Unsere Mandantin litt seit ihrer Kindheit unter Adipositas. Nach einem langen (Rechtsstreit) übernahm schließlich die Krankenkasse die Kosten für die Anlage eines proximalen Magenbypasses. Der Eingriff erfolgte schließlich in einem regionalen Krankenhaus, das für sich den Status eines Maximalversorgers beanspruchte. Im Anschluss an die Operation verlor unsere Mandantin innerhalb kurzer Zeit über 100 Kg an Körpergewicht. Zugleich stellten sich über Jahre andauernde erhebliche gesundheitliche Probleme wie Diarrhoe, täglich mehrfaches Erbrechen sowie massive Mangelerscheinungen ein. Letztere führten unter wiederum zu weiteren körperlichen Gebrechen, beispielsweise Verlust mehrer Zähne, Haarausfall, Knochenbrüchen und allgemeinen Erschöpfungs- sowie Schmerzzuständen.

 

Es folgte eine jahrelange Behandlungsodyssee, im Verlauf derer unsere Mandantin immer weiter geschwächt wurde. Zuletzt stand aufgrund des Mangels an lebensnotwendigen Nährstoffen und Vitaminen sogar ihr Ableben zu befürchten, da als Resultat ein Multiorganversagen eintrat.

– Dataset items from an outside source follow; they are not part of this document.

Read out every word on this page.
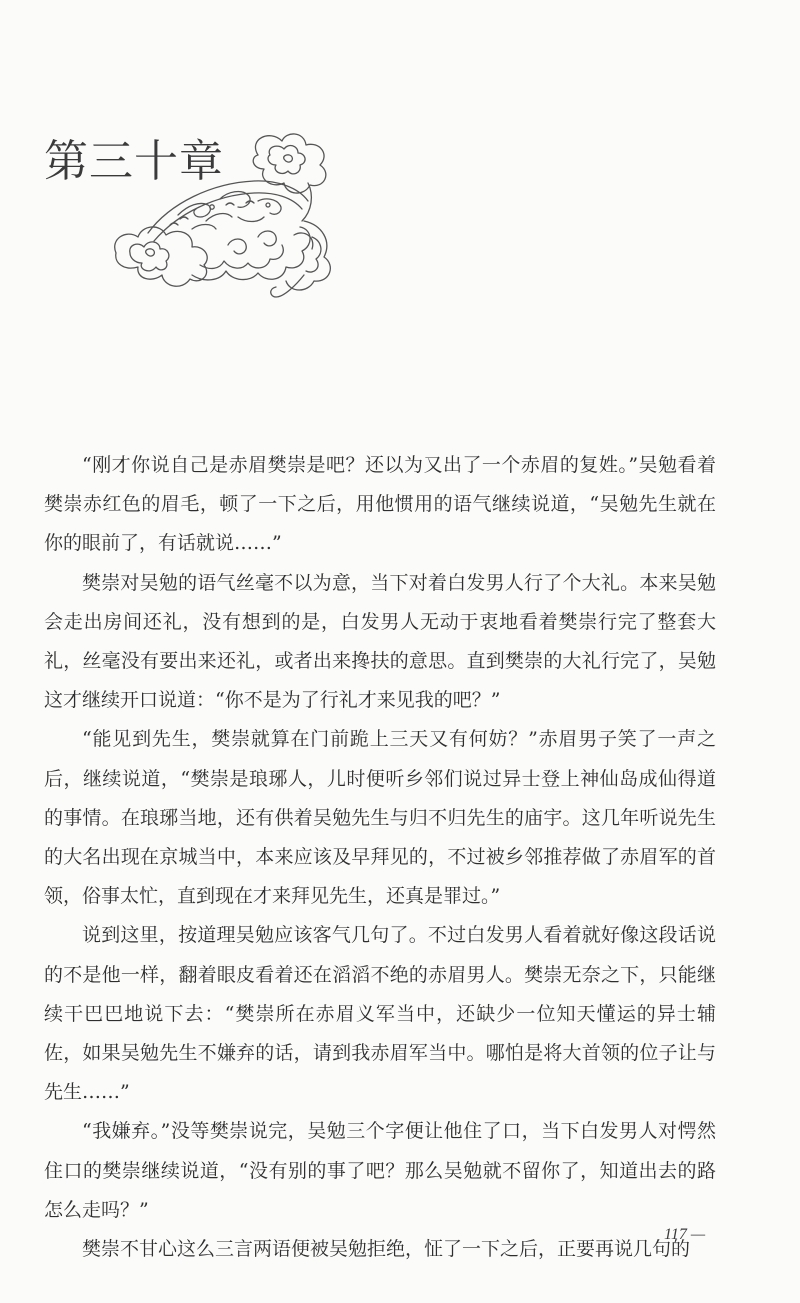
第三十章

“刚才你说自己是赤眉樊崇是吧？还以为又出了一个赤眉的复姓。”吴勉看着樊崇赤红色的眉毛，顿了一下之后，用他惯用的语气继续说道，“吴勉先生就在你的眼前了，有话就说……”

樊崇对吴勉的语气丝毫不以为意，当下对着白发男人行了个大礼。本来吴勉会走出房间还礼，没有想到的是，白发男人无动于衷地看着樊崇行完了整套大礼，丝毫没有要出来还礼，或者出来搀扶的意思。直到樊崇的大礼行完了，吴勉这才继续开口说道：“你不是为了行礼才来见我的吧？”

“能见到先生，樊崇就算在门前跪上三天又有何妨？”赤眉男子笑了一声之后，继续说道，“樊崇是琅琊人，儿时便听乡邻们说过异士登上神仙岛成仙得道的事情。在琅琊当地，还有供着吴勉先生与归不归先生的庙宇。这几年听说先生的大名出现在京城当中，本来应该及早拜见的，不过被乡邻推荐做了赤眉军的首领，俗事太忙，直到现在才来拜见先生，还真是罪过。”

说到这里，按道理吴勉应该客气几句了。不过白发男人看着就好像这段话说的不是他一样，翻着眼皮看着还在滔滔不绝的赤眉男人。樊崇无奈之下，只能继续干巴巴地说下去：“樊崇所在赤眉义军当中，还缺少一位知天懂运的异士辅佐，如果吴勉先生不嫌弃的话，请到我赤眉军当中。哪怕是将大首领的位子让与先生……”

“我嫌弃。”没等樊崇说完，吴勉三个字便让他住了口，当下白发男人对愕然住口的樊崇继续说道，“没有别的事了吧？那么吴勉就不留你了，知道出去的路怎么走吗？”

樊崇不甘心这么三言两语便被吴勉拒绝，怔了一下之后，正要再说几句的

117 —
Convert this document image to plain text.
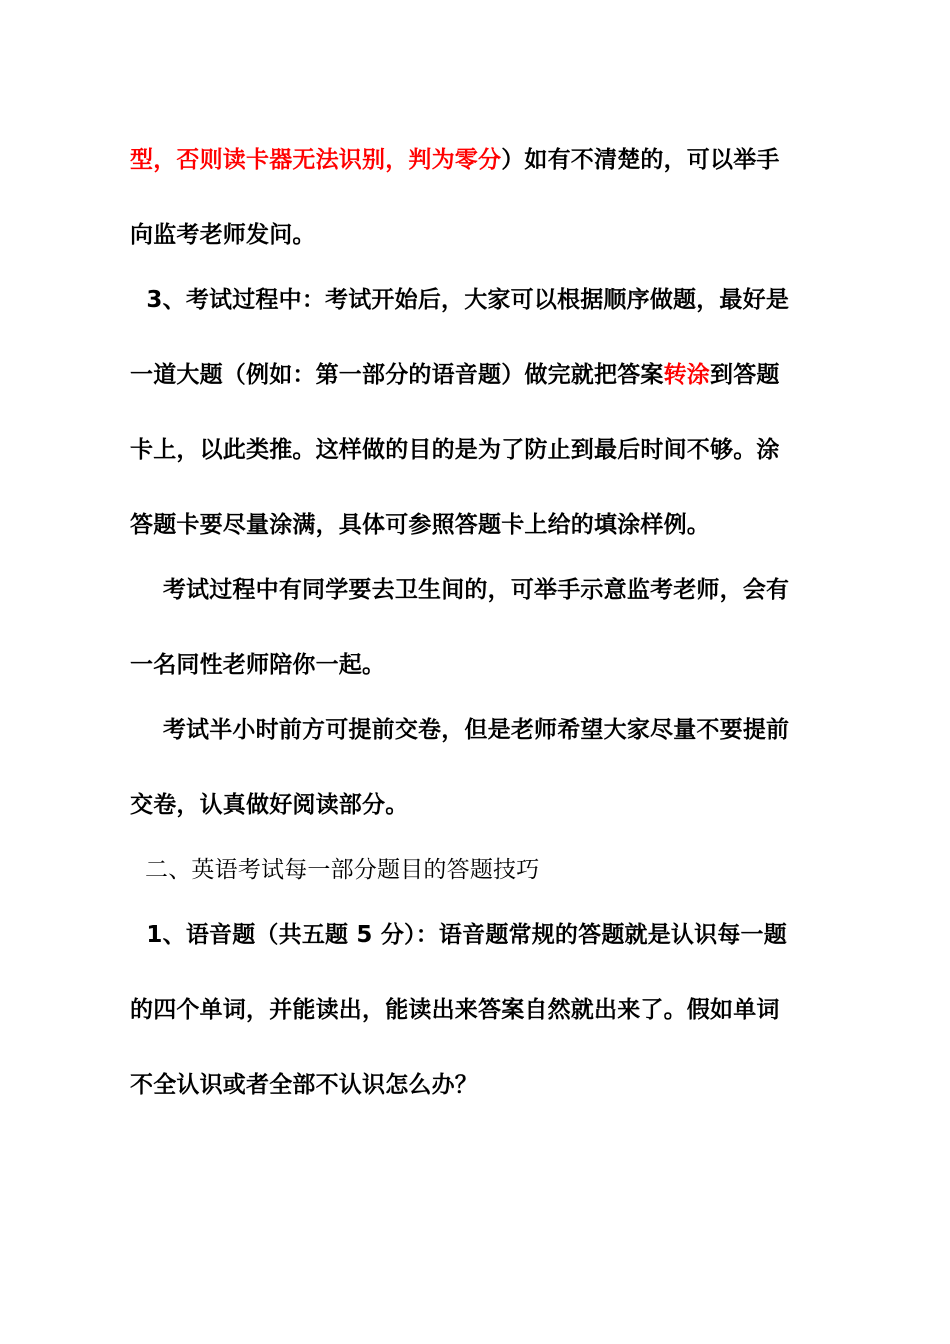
型，否则读卡器无法识别，判为零分）如有不清楚的，可以举手
向监考老师发问。
3、考试过程中：考试开始后，大家可以根据顺序做题，最好是
一道大题（例如：第一部分的语音题）做完就把答案转涂到答题
卡上，以此类推。这样做的目的是为了防止到最后时间不够。涂
答题卡要尽量涂满，具体可参照答题卡上给的填涂样例。
考试过程中有同学要去卫生间的，可举手示意监考老师，会有
一名同性老师陪你一起。
考试半小时前方可提前交卷，但是老师希望大家尽量不要提前
交卷，认真做好阅读部分。
二、英语考试每一部分题目的答题技巧
1、语音题（共五题 5 分）：语音题常规的答题就是认识每一题
的四个单词，并能读出，能读出来答案自然就出来了。假如单词
不全认识或者全部不认识怎么办？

Im Zuge dessen wurde unsere Mandantin in ein anderes Krankenhaus eingeliefert. Dort stellten die behandelnden Ärzte fest, dass bei der Anlage des Magenbypasses kein proximaler (Länge der alimentären Schlinge von 150 cm), sondern fälschlicherweise ein distaler Magenbypass (Länge der alimentären Schlinge von 450 cm) angelegt wurde. Letzterer geht aber mit einer gravierenden Gefahr einer Mangelernährung einher, weshalb spezielle Ergänzungstherapien notwendig sind. Diese „Verwechslung“ seitens der operierenden Ärzte hätte unserer Mandantin fast das Leben gekostet. Auch so wird sie aber voraussichtlich ihr Leben lang unter den Folgen dieses Fehlers leiden müssen.